Die Mutter von zwei Brüdern war im Jahr 2014 in eine Pflegeeinrichtung gekommen. Im Januar des Jahres 2015 verschlechterte sich ihr Gesundheitszustand merklich.  Daraufhin organisierte der eine Sohn am 2.2.2015 den Besuch eines Seelsorgers, des Hausarztes sowie eines Notars bei der Frau.

Der Notar versuchte ein Testament mit folgendem Inhalt zu beurkunden:

„Zu meinem alleinigen Erben setze ich meinen Sohn A ein. Weitere Verfügungen von Todes wegen will ich nicht treffen.“

Erst nachdem der Notar der Frau den Text vorgelesen hatte, stellte sich heraus, dass sie nicht mehr in der Lage war, ihr Testament zu unterschreiben. Daraufhin verständigte der Notar einen weiteren Notar, um diesen als Zeugen hinzuzuziehen. Kurz danach erschien dieser. Auf die daraufhin an die Erblasserin gerichtete Frage, ob das Testament ihrem letzten Willen entspreche, antwortete sie mit einem „gehauchten Ja“. Eine halbe Stunde später verstarb die Erblasserin.

Der so enterbte Bruder hielt das Testament für unwirksam.
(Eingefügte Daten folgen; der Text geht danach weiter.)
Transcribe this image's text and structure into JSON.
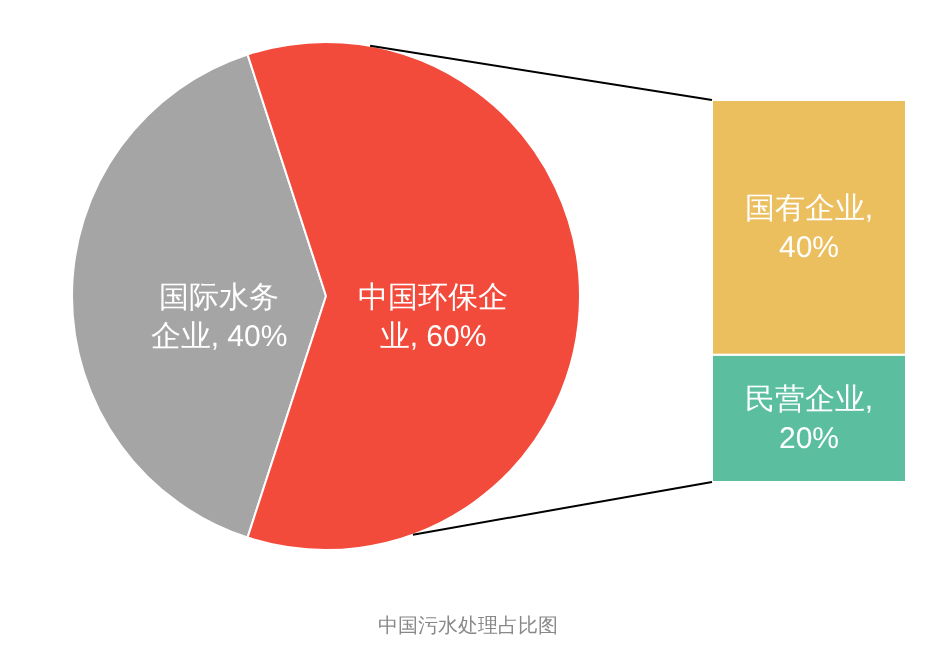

Die Erblasserin sei nicht mehr testierfähig gewesen. Ein nur „gehauchtes Ja“ reiche für ein wirksames Testament nicht aus. Auch sei der Inhalt des Testaments mit der Erblasserin nicht besprochen worden. Die Mutter habe vielmehr den Wunsch gehabt, dass das Vermögen zwischen den beiden Brüdern gleichmäßig aufgeteilt wird.

Sowohl die beiden beteiligten Notare als auch der Priester, der die Erblasserin am ihrem Sterbetag besucht hatte, teilten dem Gericht ihren Eindruck mit, dass sie die Erblasserin als testierfähig wahrgenommen hätten. Zu der gleichen Einschätzung kam auch die vom Gericht vernommene Pflegeleiterin. Lediglich der Hausarzt hatte den Eindruck, dass am Todestag der Erblasserin Anzeichen für eine Testierunfähigkeit gegeben hatte.

Das zuständige Oberlandesgericht Hamm stellte fest, der enterbte Sohn habe nicht beweisen können, dass seine Mutter im maßgeblichen Zeitpunkt testierunfähig war. Insbesondere der Hausarzt der Erblasserin hatte dem Gericht bestätigt, dass seine Bedenken hinsichtlich der Testierfähigkeit der Erblasserin eher genereller Natur gewesen sind.

Das von der Erblasserin nur gehauchte „Ja“ reiche im Übrigen für ein wirksames notarielles Testament aus. Im Zweifel könne auch ein Kopfnicken oder Kopfschütteln bzw. jede Art von Geste oder Gebärde“ als mündliche Erklärung ausreichen. Im Ergebnis wurde die Erblasserin damit alleine von dem einen Sohn beerbt. Der andere Sohn war durch das Testament auf seinen Pflichtteil gesetzt worden.